In practice, when training a model, people select a context window so that during inference, you know how much GPU memory to allocate for a prompt and reject the prompt if it exceeds the memory limit.
Of course there's also degrading performance as context gets longer, but I suspect memory limit is the primary factor of why we have context window limits.
I'm a very happy Codex customer, but everything turns to disgusting slop if I don't provide:
(1) Up-to-date AGENTS.md and an excellent prompt
(2) A full file-level API with function signatures, return types and function-level guidance if it's a complex one
(3) Multiple rounds of feedback until the result is finely sculpted
Overall it's very small units of work - one file or two, tops.

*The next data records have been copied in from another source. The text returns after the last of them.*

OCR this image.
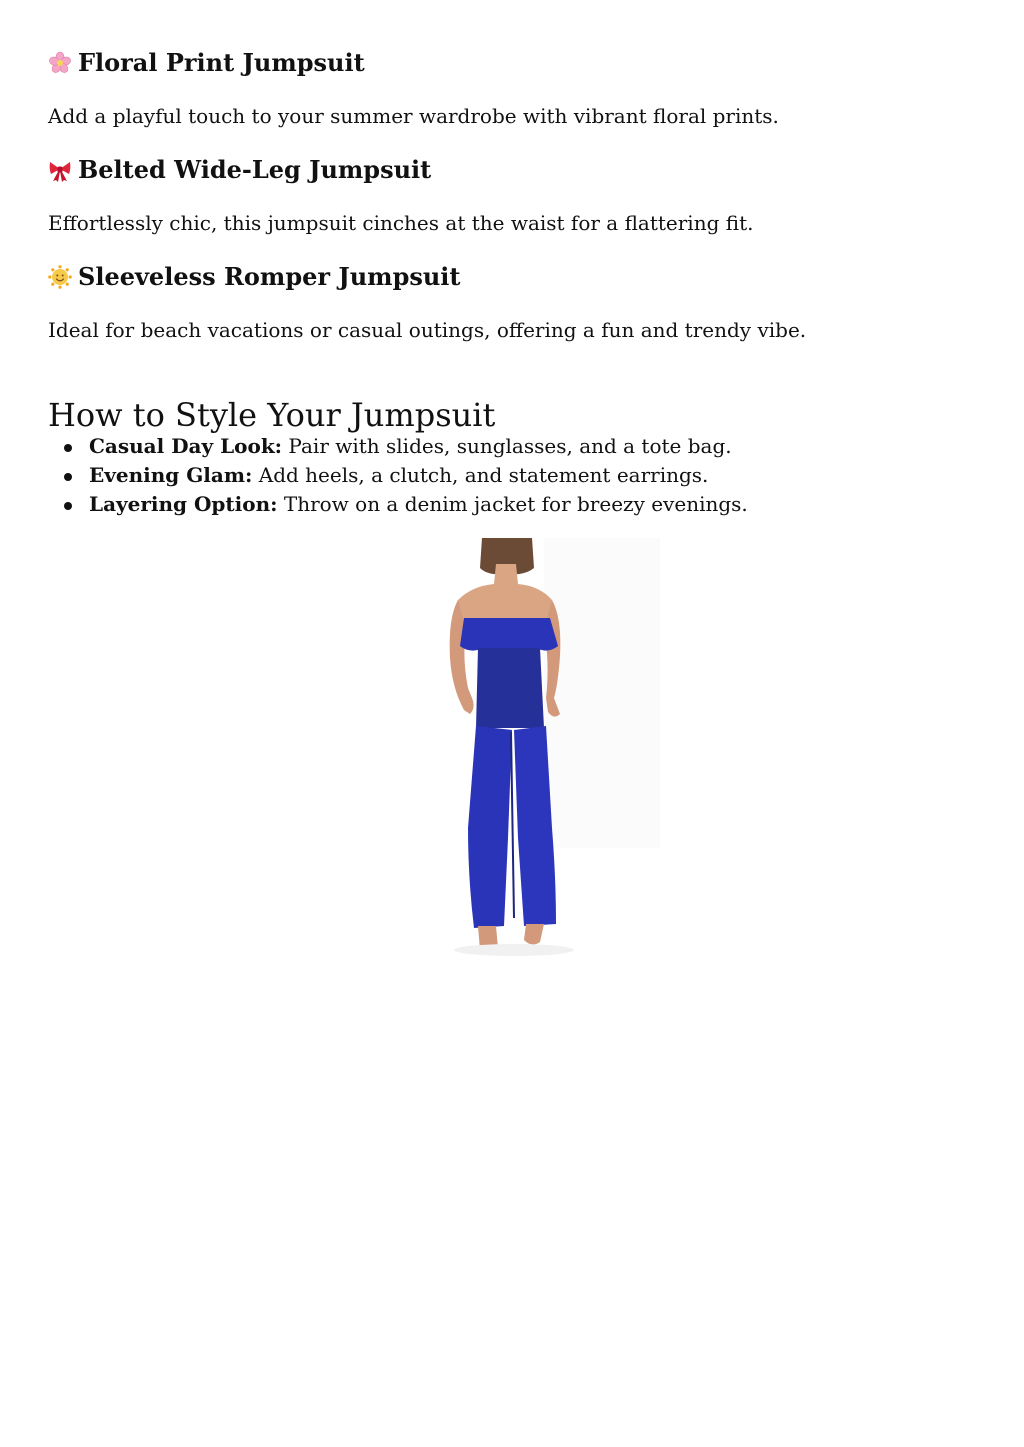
Floral Print Jumpsuit
Add a playful touch to your summer wardrobe with vibrant floral prints.
Belted Wide-Leg Jumpsuit
Effortlessly chic, this jumpsuit cinches at the waist for a flattering fit.
Sleeveless Romper Jumpsuit
Ideal for beach vacations or casual outings, offering a fun and trendy vibe.
How to Style Your Jumpsuit
Casual Day Look: Pair with slides, sunglasses, and a tote bag.
Evening Glam: Add heels, a clutch, and statement earrings.
Layering Option: Throw on a denim jacket for breezy evenings.
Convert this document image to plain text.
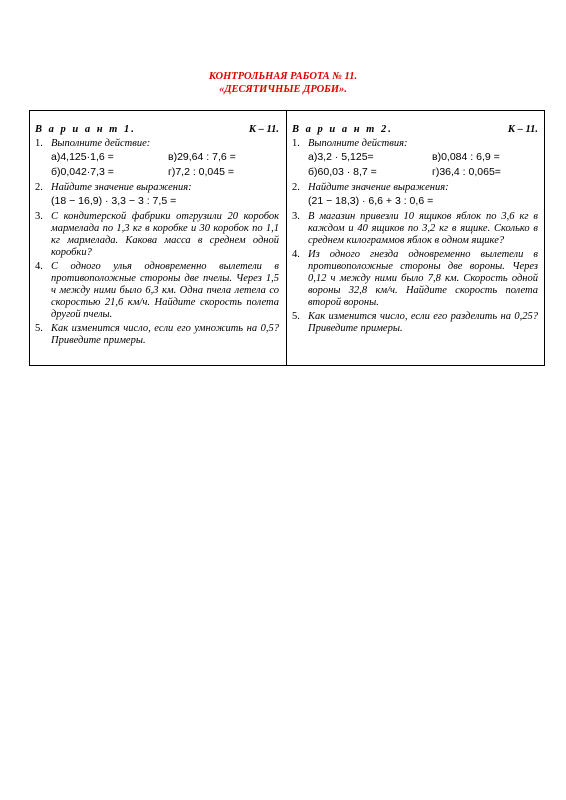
КОНТРОЛЬНАЯ РАБОТА № 11.
«ДЕСЯТИЧНЫЕ ДРОБИ».
В а р и а н т 1.	К – 11.
1. Выполните действие:
а)4,125·1,6 =	в)29,64 : 7,6 =
б)0,042·7,3 =	г)7,2 : 0,045 =
2. Найдите значение выражения:
(18 − 16,9) · 3,3 − 3 : 7,5 =
3. С кондитерской фабрики отгрузили 20 коробок мармелада по 1,3 кг в коробке и 30 коробок по 1,1 кг мармелада. Какова масса в среднем одной коробки?
4. С одного улья одновременно вылетели в противоположные стороны две пчелы. Через 1,5 ч между ними было 6,3 км. Одна пчела летела со скоростью 21,6 км/ч. Найдите скорость полета другой пчелы.
5. Как изменится число, если его умножить на 0,5? Приведите примеры.
В а р и а н т 2.	К – 11.
1. Выполните действия:
а)3,2 · 5,125=	в)0,084 : 6,9 =
б)60,03 · 8,7 =	г)36,4 : 0,065=
2. Найдите значение выражения:
(21 − 18,3) · 6,6 + 3 : 0,6 =
3. В магазин привезли 10 ящиков яблок по 3,6 кг в каждом и 40 ящиков по 3,2 кг в ящике. Сколько в среднем килограммов яблок в одном ящике?
4. Из одного гнезда одновременно вылетели в противоположные стороны две вороны. Через 0,12 ч между ними было 7,8 км. Скорость одной вороны 32,8 км/ч. Найдите скорость полета второй вороны.
5. Как изменится число, если его разделить на 0,25? Приведите примеры.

I've been letting the above standards go for the last couple of weeks due to crunch and looking at some of the hotspots of slop now lying around has me going all Homelander-face [1] at the sight of them.

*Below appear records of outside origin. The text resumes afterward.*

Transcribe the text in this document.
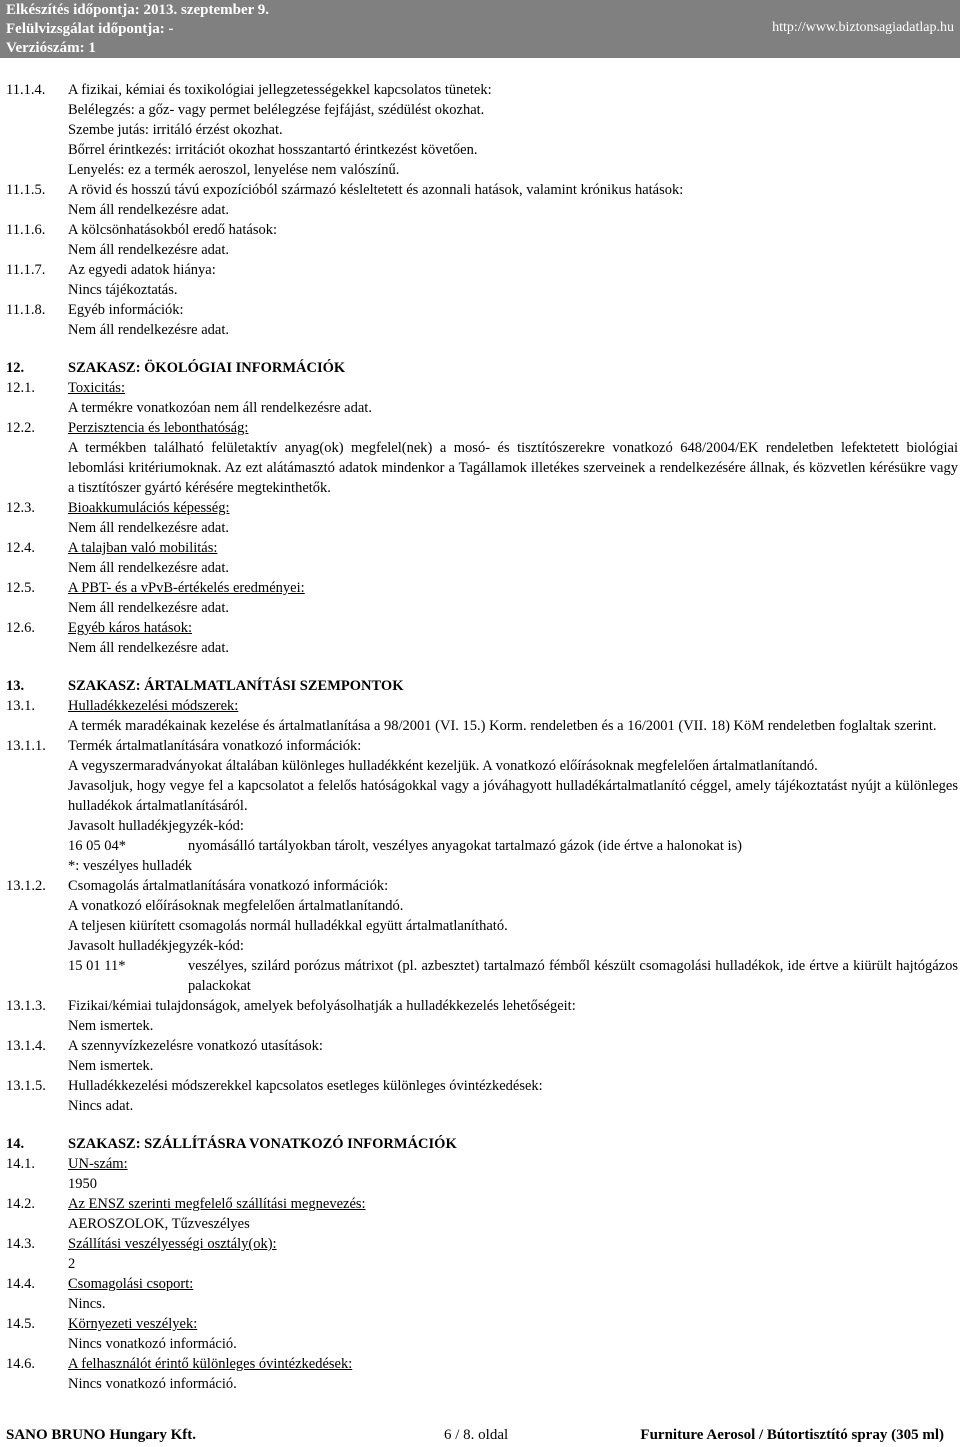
Elkészítés időpontja: 2013. szeptember 9.
Felülvizsgálat időpontja: -
Verziószám: 1
http://www.biztonsagiadatlap.hu
11.1.4.	A fizikai, kémiai és toxikológiai jellegzetességekkel kapcsolatos tünetek:
Belélegzés: a gőz- vagy permet belélegzése fejfájást, szédülést okozhat.
Szembe jutás: irritáló érzést okozhat.
Bőrrel érintkezés: irritációt okozhat hosszantartó érintkezést követően.
Lenyelés: ez a termék aeroszol, lenyelése nem valószínű.
11.1.5.	A rövid és hosszú távú expozícióból származó késleltetett és azonnali hatások, valamint krónikus hatások:
Nem áll rendelkezésre adat.
11.1.6.	A kölcsönhatásokból eredő hatások:
Nem áll rendelkezésre adat.
11.1.7.	Az egyedi adatok hiánya:
Nincs tájékoztatás.
11.1.8.	Egyéb információk:
Nem áll rendelkezésre adat.
12.	SZAKASZ: ÖKOLÓGIAI INFORMÁCIÓK
12.1.	Toxicitás:
A termékre vonatkozóan nem áll rendelkezésre adat.
12.2.	Perzisztencia és lebonthatóság:
A termékben található felületaktív anyag(ok) megfelel(nek) a mosó- és tisztítószerekre vonatkozó 648/2004/EK rendeletben lefektetett biológiai lebomlási kritériumoknak. Az ezt alátámasztó adatok mindenkor a Tagállamok illetékes szerveinek a rendelkezésére állnak, és közvetlen kérésükre vagy a tisztítószer gyártó kérésére megtekinthetők.
12.3.	Bioakkumulációs képesség:
Nem áll rendelkezésre adat.
12.4.	A talajban való mobilitás:
Nem áll rendelkezésre adat.
12.5.	A PBT- és a vPvB-értékelés eredményei:
Nem áll rendelkezésre adat.
12.6.	Egyéb káros hatások:
Nem áll rendelkezésre adat.
13.	SZAKASZ: ÁRTALMATLANÍTÁSI SZEMPONTOK
13.1.	Hulladékkezelési módszerek:
A termék maradékainak kezelése és ártalmatlanítása a 98/2001 (VI. 15.) Korm. rendeletben és a 16/2001 (VII. 18) KöM rendeletben foglaltak szerint.
13.1.1.	Termék ártalmatlanítására vonatkozó információk:
A vegyszermaradványokat általában különleges hulladékként kezeljük. A vonatkozó előírásoknak megfelelően ártalmatlanítandó.
Javasoljuk, hogy vegye fel a kapcsolatot a felelős hatóságokkal vagy a jóváhagyott hulladékártalmatlanító céggel, amely tájékoztatást nyújt a különleges hulladékok ártalmatlanításáról.
Javasolt hulladékjegyzék-kód:
16 05 04*	nyomásálló tartályokban tárolt, veszélyes anyagokat tartalmazó gázok (ide értve a halonokat is)
*: veszélyes hulladék
13.1.2.	Csomagolás ártalmatlanítására vonatkozó információk:
A vonatkozó előírásoknak megfelelően ártalmatlanítandó.
A teljesen kiürített csomagolás normál hulladékkal együtt ártalmatlanítható.
Javasolt hulladékjegyzék-kód:
15 01 11*	veszélyes, szilárd porózus mátrixot (pl. azbesztet) tartalmazó fémből készült csomagolási hulladékok, ide értve a kiürült hajtógázos palackokat
13.1.3.	Fizikai/kémiai tulajdonságok, amelyek befolyásolhatják a hulladékkezelés lehetőségeit:
Nem ismertek.
13.1.4.	A szennyvízkezelésre vonatkozó utasítások:
Nem ismertek.
13.1.5.	Hulladékkezelési módszerekkel kapcsolatos esetleges különleges óvintézkedések:
Nincs adat.
14.	SZAKASZ: SZÁLLÍTÁSRA VONATKOZÓ INFORMÁCIÓK
14.1.	UN-szám:
1950
14.2.	Az ENSZ szerinti megfelelő szállítási megnevezés:
AEROSZOLOK, Tűzveszélyes
14.3.	Szállítási veszélyességi osztály(ok):
2
14.4.	Csomagolási csoport:
Nincs.
14.5.	Környezeti veszélyek:
Nincs vonatkozó információ.
14.6.	A felhasználót érintő különleges óvintézkedések:
Nincs vonatkozó információ.
SANO BRUNO Hungary Kft.	6 / 8. oldal	Furniture Aerosol / Bútortisztító spray (305 ml)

Those hotspots are a few hundred lines in the worst cases; I'm definitely not ready to deal with the fallout of any unit of work that takes even more than 20min.
[1] https://i.kym-cdn.com/entries/icons/original/000/050/702/ab7...
It seems to pick a lot up from my code base. I do have an Agents.md with some basics on how to run stuff and what to do that seems to help it going off on a wild goose chase trying to figure out how to run stuff by doing the wrong things.
I think from first using codex around July to now has been quite a journey where it improved a lot. It actually seems to do well in larger code bases where it has a lot of existing structure and examples of how things are done in that code base. A lot of things it just does without me asking for them just because there's a lot of other code that does it that way.
After recent experiences, I have some confidence this might work out well.
http://github.com/agentify-sh/10x
does minimal overhead with agent orchestration (its just a bash/typescript) as its main focus was adding enhancements to codex like double redundant checkpoint via git and jj (lessons learned from codex being git reset --hard happy), something like claude skills (just a bunch of mds that steer it towards specific activity like think, plan, execute), timeout wrappers (to get you unstuck if codex waits a long time), blacklist commands during yolo (rm -rf, git reset banned even if it by small chance run it) MIT licensed
you can work sequentially (subagents launch one after the other) or parallel (worktrees) but tbh sequentially is better because you understand what is going on with parallel it might be best for dealing with tests and UI.
its been essential to my workflow as well
i use both jj and git and jj is great for just creating a snapshot that i can revert to incase it fails
im still exploring it to see what else i can do with it for agentic use
"I wasn’t able to finish creating the new base homepage module template and updating every module to inherit from it within the available time. I did not make any changes or commits."
Told it to get back to work. Let's see how that goes.